A very interesting story is unfolding at troubled consumer electronics retailer Circuit City (NYSE: CC), where a shareholder group is publicly stating its desire to have Chairman and Chief Executive Officer Phil Schoonover oustered.
As reported by the Wall Street Journal, the dissident shareholder group, Wattles Capital Management (led by Mark Wattles), has a 6.5% share in the corporation (which, at the current depressed share value, is worth 50.8 million dollars. 12 months ago it was worth over $200 million. I’d be upset too!)
6.5% doesn’t sound like much, certainly less than a controlling interest, but in the way of publicly traded companies, Wattles is bringing its proxy battle to the annual Circuit City shareholder’s meeting and not only is pushing for a replacement for Phil Schoonover, but also has a proposed new lineup of five Directors for the corporation.
What I find interesting about this story is that I share the concerns and criticisms of Schoonover. In fact, I wrote on this very blog quite a while ago about Circuit City downgrades employees, guarantees eventual demise. The Journal reporting in this latest story parallels exactly:
“Wattles said Mr. Schoonover and his senior management team appear to have focused on cost-cutting measures with little or no consideration for their negative impact on revenue and gross profit, referring to the company’s year-ago layoff of 3,400 workers. To much criticism, Circuit City replaced them with lower-paid staff.”
During this same time period, industry publication Twice has been reporting recently that competitor Best Buy (NYSE: BBY) has been retaining its strong industry lead in the consumer electronics market.
On the other hand… a recent report in Twice shares the result of a consumer survey that notes “price was the leading factor [in consumer preference for one store over another], cited by 70.8 percent of respondents. Selection was cited by 55.6 percent, followed by location (45.9 percent), “quality” (36.5 percent) and service (26.4 percent).” Most important to this discussion of Circuit City: “Knowledgeable salespeople were the least important factor, cited by 20.2 percent of respondents.”
Savvy consumer electronics industry watchers have seen this coming for years, but the same report also indicates that more people would rather buy their CE at Wal*Mart (NYSE: WMT) than Circuit City, which is a death knell if I ever heard one.

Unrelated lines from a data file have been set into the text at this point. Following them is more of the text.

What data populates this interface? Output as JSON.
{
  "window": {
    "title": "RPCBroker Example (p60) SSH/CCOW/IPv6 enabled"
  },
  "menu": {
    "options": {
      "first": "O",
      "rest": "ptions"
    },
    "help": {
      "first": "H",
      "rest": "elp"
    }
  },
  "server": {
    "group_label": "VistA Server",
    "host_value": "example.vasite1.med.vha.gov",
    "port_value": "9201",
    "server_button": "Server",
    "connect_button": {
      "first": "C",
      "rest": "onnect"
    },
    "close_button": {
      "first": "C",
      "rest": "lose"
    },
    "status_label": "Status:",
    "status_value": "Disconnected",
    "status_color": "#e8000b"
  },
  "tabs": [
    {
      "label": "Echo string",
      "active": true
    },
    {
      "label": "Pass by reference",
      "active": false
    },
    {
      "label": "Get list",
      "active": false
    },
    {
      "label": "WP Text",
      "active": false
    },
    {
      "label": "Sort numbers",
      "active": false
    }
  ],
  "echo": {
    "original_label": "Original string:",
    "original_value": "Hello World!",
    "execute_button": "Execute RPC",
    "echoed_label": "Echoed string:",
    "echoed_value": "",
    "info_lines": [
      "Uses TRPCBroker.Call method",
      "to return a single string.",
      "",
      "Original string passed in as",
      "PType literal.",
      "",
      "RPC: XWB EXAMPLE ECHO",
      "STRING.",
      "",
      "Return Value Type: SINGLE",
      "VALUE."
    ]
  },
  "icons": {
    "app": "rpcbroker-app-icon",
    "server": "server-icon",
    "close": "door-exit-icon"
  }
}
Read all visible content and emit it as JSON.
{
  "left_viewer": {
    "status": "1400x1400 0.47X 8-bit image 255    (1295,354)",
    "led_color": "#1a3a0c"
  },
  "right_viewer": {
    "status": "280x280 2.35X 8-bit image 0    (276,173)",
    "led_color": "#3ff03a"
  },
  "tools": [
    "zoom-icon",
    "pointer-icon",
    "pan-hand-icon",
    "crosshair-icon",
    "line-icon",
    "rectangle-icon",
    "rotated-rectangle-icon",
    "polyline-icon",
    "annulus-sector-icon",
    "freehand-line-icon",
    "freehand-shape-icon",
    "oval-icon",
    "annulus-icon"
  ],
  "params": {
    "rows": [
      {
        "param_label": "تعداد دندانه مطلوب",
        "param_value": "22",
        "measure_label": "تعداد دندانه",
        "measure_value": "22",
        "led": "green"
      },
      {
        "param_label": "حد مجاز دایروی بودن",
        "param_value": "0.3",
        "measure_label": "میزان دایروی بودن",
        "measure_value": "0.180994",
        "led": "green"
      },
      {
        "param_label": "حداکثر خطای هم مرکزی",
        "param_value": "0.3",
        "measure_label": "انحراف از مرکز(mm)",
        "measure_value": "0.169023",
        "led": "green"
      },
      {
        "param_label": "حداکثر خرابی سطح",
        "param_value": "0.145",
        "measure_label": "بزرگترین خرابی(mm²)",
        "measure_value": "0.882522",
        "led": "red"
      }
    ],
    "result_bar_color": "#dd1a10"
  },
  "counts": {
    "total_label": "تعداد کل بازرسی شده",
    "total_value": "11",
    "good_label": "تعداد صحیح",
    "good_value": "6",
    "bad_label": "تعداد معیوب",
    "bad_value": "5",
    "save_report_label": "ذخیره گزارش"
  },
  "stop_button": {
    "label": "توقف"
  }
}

I mean, Wal*Mart? Have you gone into a Wal*Mart and tried to buy any electronics? Target (NYSE: TGT) maybe, but Wal*Mart?
Wattles is right in being unhappy with the performance of Schoonover and his Board of Directors. Circuit City has reacted stupidly to the challenges of the current consumer electronics industry. But what I haven’t seen mentioned in any of the stories I’ve read about the proposed changes to the Board is the threat of online retailers like Amazon.com (Nasdaq: AMZN), where the lack of physical storefronts means that they can have a significantly lower overhead. If indeed almost 71% of people consider price the most important factor in a consumer electronics purchase, I suggest that the cost of physical stores — and stores that aren’t well run and efficient — is far more of a problem than anything else.
Overhead, that’s what can kill a retail company in this new century, and even a comparison of Circuit City and Best Buy is revealing: Circuit City’s overhead (sales, general and administrative expenses) is $25 per $100 in sales while more nimble competitor Best Buy pays $15 per $100 in sales. That’s a massive difference!
There are two reasons I find this situation interesting, obviously. The first is that I like Circuit City and have been distressed to see the obvious mismanagement by the executive team, but the other reason is the demonstration of how a vocal minority can have a significant effect on a corporation. Think about it: this is all coming to pass because a shareholder with less than 10% of the stock is, in the immortal words of Peter Finch, “mad as hell and not going to take it any more!”